3. Decimated samples

Users often want to retrieve samples for an extended period of time, for example in order to get a trend of how a process variable changed over months or even years. In this case, retrieving the raw samples as they were logged is rather inefficient. For example, if a process variable is logged at an update rate of one sample per second, there are 86,400 samples per day or 31,536,000 samples per year. When plotting the trend of a process variable’s value for a whole year, using 31 million samples does not make sense because the effective resolution of the plot will limit the amount of details that can be seen to a much coarser level. More importantly, retrieving the data for 31 million samples can take a considerable amount of time and typically a user will not want to wait for a long time if she is just interested in getting a quick overview.

For this reason, the Cassandra PV archiver supports so-called decimated samples. These decimated samples are generated asynchronously in the background while data is being archived. When retrieving data from the archive, this decimated data can be used when lower resolution data is sufficient for satisfying the user’s request. Decimated samples are organized in so-called decimation levels. Each decimation level for a certain channel stores samples at a fixed rate.

Typcially, the density of these decimation levels is chosen so that the distance between two samples increases exponentially with each decimation level. For example, when having a process variable with a native update rate of approximately one sample per second, the administrator might add decimation levels with decimation periods of 30 seconds, 15 minutes, and 6 hours. When plotting data for a whole year, one might then select the data from the decimation level with a decimation period of 6 hours, resulting in only 1,460 samples being returned instead of approximately 31 million raw samples.

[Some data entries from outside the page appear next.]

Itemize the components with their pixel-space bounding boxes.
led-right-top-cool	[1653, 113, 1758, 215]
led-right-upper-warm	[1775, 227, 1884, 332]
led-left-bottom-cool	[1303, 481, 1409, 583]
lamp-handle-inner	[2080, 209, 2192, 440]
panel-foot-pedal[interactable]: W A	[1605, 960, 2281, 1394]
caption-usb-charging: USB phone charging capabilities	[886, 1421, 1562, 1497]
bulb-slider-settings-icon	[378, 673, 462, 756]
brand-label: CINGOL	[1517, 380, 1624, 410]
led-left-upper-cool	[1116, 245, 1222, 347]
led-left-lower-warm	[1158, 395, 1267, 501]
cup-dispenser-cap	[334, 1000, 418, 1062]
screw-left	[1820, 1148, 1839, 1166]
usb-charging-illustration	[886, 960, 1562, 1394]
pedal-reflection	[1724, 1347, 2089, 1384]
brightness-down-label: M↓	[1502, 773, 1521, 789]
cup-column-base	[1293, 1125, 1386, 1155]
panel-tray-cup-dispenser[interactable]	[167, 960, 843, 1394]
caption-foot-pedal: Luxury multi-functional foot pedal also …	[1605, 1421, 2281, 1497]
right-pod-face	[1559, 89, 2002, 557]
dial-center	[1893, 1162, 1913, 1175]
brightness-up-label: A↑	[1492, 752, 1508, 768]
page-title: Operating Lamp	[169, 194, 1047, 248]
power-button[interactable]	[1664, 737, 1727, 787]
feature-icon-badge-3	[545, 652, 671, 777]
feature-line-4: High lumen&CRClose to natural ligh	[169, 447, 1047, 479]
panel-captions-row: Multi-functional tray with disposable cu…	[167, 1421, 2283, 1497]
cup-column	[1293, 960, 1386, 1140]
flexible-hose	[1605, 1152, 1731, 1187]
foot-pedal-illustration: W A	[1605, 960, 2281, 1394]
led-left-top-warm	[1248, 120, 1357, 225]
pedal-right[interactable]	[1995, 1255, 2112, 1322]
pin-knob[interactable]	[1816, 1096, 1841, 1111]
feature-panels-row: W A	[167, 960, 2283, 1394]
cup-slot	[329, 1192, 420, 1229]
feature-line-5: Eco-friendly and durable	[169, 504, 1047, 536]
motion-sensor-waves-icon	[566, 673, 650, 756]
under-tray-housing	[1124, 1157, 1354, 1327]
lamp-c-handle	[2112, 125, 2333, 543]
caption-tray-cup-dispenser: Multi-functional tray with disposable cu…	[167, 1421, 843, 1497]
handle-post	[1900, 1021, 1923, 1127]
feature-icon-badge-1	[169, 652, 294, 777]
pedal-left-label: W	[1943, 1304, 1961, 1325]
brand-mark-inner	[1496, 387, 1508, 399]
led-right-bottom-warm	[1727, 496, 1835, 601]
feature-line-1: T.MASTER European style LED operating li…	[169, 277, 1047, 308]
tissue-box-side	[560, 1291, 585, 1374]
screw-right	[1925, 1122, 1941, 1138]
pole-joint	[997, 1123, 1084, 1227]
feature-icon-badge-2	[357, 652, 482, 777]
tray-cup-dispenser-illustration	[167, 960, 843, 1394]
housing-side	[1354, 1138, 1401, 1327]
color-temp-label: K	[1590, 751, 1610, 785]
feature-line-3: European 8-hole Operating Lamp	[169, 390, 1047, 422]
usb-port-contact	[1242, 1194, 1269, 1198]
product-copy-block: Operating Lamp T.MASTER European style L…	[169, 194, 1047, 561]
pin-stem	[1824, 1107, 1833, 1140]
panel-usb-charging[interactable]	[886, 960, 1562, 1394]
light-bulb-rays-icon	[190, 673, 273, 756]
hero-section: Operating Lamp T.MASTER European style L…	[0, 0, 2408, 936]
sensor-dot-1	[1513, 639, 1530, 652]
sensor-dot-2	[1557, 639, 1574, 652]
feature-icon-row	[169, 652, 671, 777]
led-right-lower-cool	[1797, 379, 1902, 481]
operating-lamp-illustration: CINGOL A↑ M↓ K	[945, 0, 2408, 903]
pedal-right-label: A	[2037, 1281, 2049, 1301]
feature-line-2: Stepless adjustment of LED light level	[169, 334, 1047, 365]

The samples that are generated for decimation levels are always generated with a fixed distance specified by the decimation period of that decimation level. The details of how a decimated sample is generated are left to each control-system support. For example, a simple algorithm might choose to simply use one raw sample for each decimated sample, resulting in a “decimation” process in the literal sense. A more advanced algorithm, on the other hand, might choose to apply statistical operations on the source samples for the relevant period of time, calculating a mean and other stastical properties.

Figure I.3. Mapping of raw samples to decimated samples
Mapping of raw samples to decimated samples

Figure I.3, “Mapping of raw samples to decimated samples” shows how decimated samples are generated from raw samples. For each decimated sample, the Cassandra PV Archiver passes one raw sample before or at the same time as the decimated sample to be generated and all raw samples after the decimated sample but before the next decimated sample to be generated. This way, the control-system support has all relevant information for the whole period for which the decimated sample is generated. This means that a decimated sample represents the period after its time stamp. For example, when having a decimation level with a decimation period of 30 seconds, the decimated sample with a time stamp of 14:12:30 will represent the interval [14:12:30, 14:13:00).

When there are multiple decimation levels for a channel, the decimated samples for longer decimation period are generated from decimated samples from shorter decimation periods (if the longer period is an integer multiple of the shorter period). This way, the amount of data that has to be processed is reduced dramatically (see Figure I.4, “Sample generation for cascaded decimation levels”).

Figure I.4. Sample generation for cascaded decimation levels
Sample generation for cascaded decimation levels